Joli coup pour le musée Matisse à Nice et sa directrice, Claudine Grammont : dans le cadre de la Biennale de Nice orchestrée par Jean-Jacques Aillagon, elle a eu l’idée de nouer un dialogue ambitieux entre David Hockney et l’artiste français. « Je l’ai rencontré dans son exposition au Centre Pompidou [en 2017] et nous avons parlé de Matisse, confie Claudine Grammont. J’ai pensé à la série des Fresh Flowers quand est venu le thème de la Biennale sur les Fleurs ».
La mezzanine qui surplombe le hall d’entrée du musée accueille ainsi cette étonnante série réalisée par Hockney sur iPad, d’une fraîcheur éclatante contrastant avec ses cadres désuets soigneusement choisis par le peintre, qui assume ce « bad taste » très british accentué par le motif des nappes à carreaux. La série a été réalisée dans sa maison de Normandie… essentiellement en hiver grâce à des bouquets livrés à domicile. La série est mise en regard de motifs découpés, répertoire de formes utilisées par Matisse pour les grands collages de ses dernières années. Deux procédés très contemporains employés par des artistes vieillissants et très jeunes d’esprit au faîte de leur art…

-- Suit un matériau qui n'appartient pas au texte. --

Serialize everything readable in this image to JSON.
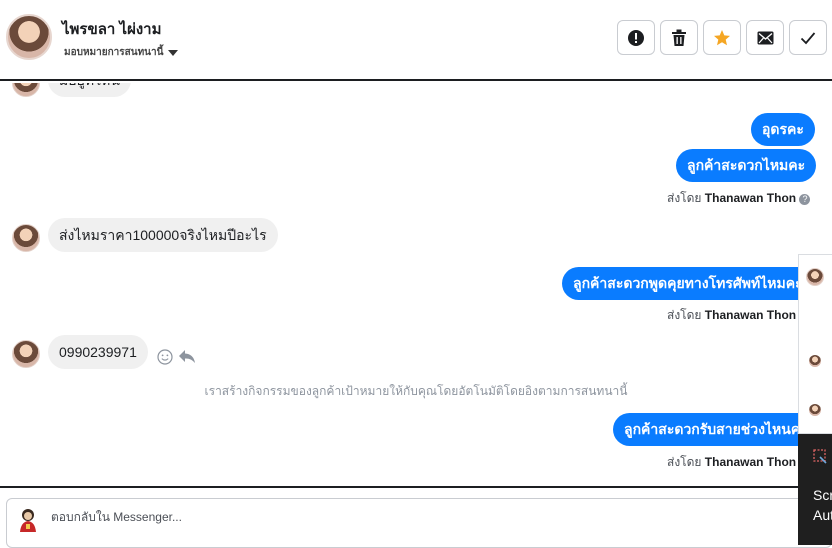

Passé cet incipit floral honorant le thème de la Biennale, c’est une vraie rétrospective qui s’offre au visiteur grâce à quelque 70 œuvres prêtées par la fondation de l’artiste. Le fil conducteur est constitué par les liens entre Hockney et Matisse. « Aux États-Unis, Hockney a vu beaucoup de Matisse au Lacma de Los Angeles ou au MoMA de New York, ainsi qu’à Londres en 1968 à la Hayward Gallery », souligne Claudine Grammont. Dans une petite salle, une vidéo montre, au ralenti, Matisse peignant, passionnant film de François Campaux. Mais aussi l’iPad d’Hockney reproduisant, cette fois en accéléré, tout le processus créatif, un peu à la façon du Mystère Picasso de Clouzot. Les liens entre les deux artistes sont nourris : Hockney s’était inspiré de la Danse de Matisse pour concevoir dans les années 1980 les décors de trois spectacles au Metropolitan Opera de New York de trois Français – Satie, Poulenc et Ravel. Fasciné par cette œuvre, le Britannique ira même jusqu’à reprendre ses trois couleurs pour son nouvel atelier californien…

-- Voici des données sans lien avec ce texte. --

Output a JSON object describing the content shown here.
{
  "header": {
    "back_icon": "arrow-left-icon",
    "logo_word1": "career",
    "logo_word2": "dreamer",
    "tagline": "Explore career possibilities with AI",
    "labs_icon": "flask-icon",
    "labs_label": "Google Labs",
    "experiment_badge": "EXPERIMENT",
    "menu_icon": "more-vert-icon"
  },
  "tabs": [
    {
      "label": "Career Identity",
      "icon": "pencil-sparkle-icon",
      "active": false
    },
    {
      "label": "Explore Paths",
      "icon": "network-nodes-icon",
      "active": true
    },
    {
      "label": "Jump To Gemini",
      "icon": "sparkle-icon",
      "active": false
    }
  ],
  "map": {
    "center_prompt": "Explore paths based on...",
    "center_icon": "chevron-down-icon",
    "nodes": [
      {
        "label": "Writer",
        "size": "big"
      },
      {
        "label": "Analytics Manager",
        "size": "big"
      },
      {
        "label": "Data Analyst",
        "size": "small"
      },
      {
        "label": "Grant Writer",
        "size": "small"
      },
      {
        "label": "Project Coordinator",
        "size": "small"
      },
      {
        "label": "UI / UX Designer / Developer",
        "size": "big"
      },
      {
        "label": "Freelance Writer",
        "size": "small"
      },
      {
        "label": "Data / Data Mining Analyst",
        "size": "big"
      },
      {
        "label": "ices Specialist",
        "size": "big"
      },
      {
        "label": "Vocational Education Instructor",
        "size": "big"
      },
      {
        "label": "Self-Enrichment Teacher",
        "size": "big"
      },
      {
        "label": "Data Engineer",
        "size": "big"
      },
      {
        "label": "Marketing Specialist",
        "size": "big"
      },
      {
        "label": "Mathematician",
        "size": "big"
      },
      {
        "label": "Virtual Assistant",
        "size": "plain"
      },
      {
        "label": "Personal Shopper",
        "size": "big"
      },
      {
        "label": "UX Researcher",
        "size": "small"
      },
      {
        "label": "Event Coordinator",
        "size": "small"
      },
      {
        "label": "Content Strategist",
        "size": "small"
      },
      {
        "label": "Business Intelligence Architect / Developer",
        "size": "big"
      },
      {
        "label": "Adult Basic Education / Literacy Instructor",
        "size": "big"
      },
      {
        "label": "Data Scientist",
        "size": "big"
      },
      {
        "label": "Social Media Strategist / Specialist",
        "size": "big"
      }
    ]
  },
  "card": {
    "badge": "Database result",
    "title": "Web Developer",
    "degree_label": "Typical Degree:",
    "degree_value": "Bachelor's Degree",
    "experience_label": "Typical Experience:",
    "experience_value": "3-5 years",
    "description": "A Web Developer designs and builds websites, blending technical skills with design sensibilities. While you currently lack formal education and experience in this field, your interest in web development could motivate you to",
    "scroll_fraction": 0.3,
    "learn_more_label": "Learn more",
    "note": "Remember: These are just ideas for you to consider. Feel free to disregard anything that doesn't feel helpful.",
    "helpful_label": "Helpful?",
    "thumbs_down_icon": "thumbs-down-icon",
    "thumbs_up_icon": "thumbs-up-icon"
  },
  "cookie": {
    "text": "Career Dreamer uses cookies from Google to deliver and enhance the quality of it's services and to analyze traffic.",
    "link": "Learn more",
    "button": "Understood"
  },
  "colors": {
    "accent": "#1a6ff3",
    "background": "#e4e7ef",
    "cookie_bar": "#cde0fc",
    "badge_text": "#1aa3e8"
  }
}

Pendant ses études à la Royal Academy de Londres, Hockney a fait un mémoire sur le Fauvisme. Sa palette comme sa vision du corps change au contact de Matisse. Dans les salles consacrées aux portraits et autoportraits, l’influence est flagrante. Autre point de rapprochement : le paysage. L’accrochage impeccable rapproche le jardin de Matisse à Issy de 1917, parmi les œuvres les plus abstraites de l’artiste, prêt de la Fondation Beyeler (Riehen), de deux VN Paintings de Hockney de 1992 qui les encadre. Plus loin, les affinités sont plus que patentes dans la palette et le goût des motifs luxuriants, tant chez Matisse que chez Hockney, qui s’inspire de la végétation exotique de Los Angeles, un œil sur le travail du Français. En définitive, il n’y a que dans les nus masculins, parfois assez audacieux, qu’Hockney diverge sensiblement de son aîné, peu attiré par le sujet. Et encore : Hockney emprunte - consciemment ? - à Matisse la palette et la cadrage de certains motifs marocains...
En définitive, ce qui les rapproche le plus est sans doute leur goût hédoniste pour la joie de vivre et la beauté, pour la couleur aussi, délivrant un message de bonheur aux antipodes des tourments actuels de la société.
« Hockney-Matisse, un paradis retrouvé », jusqu’au 18 septembre, Musée Matisse, 164, avenue des Arènes de Cimiez, 06000 Nice.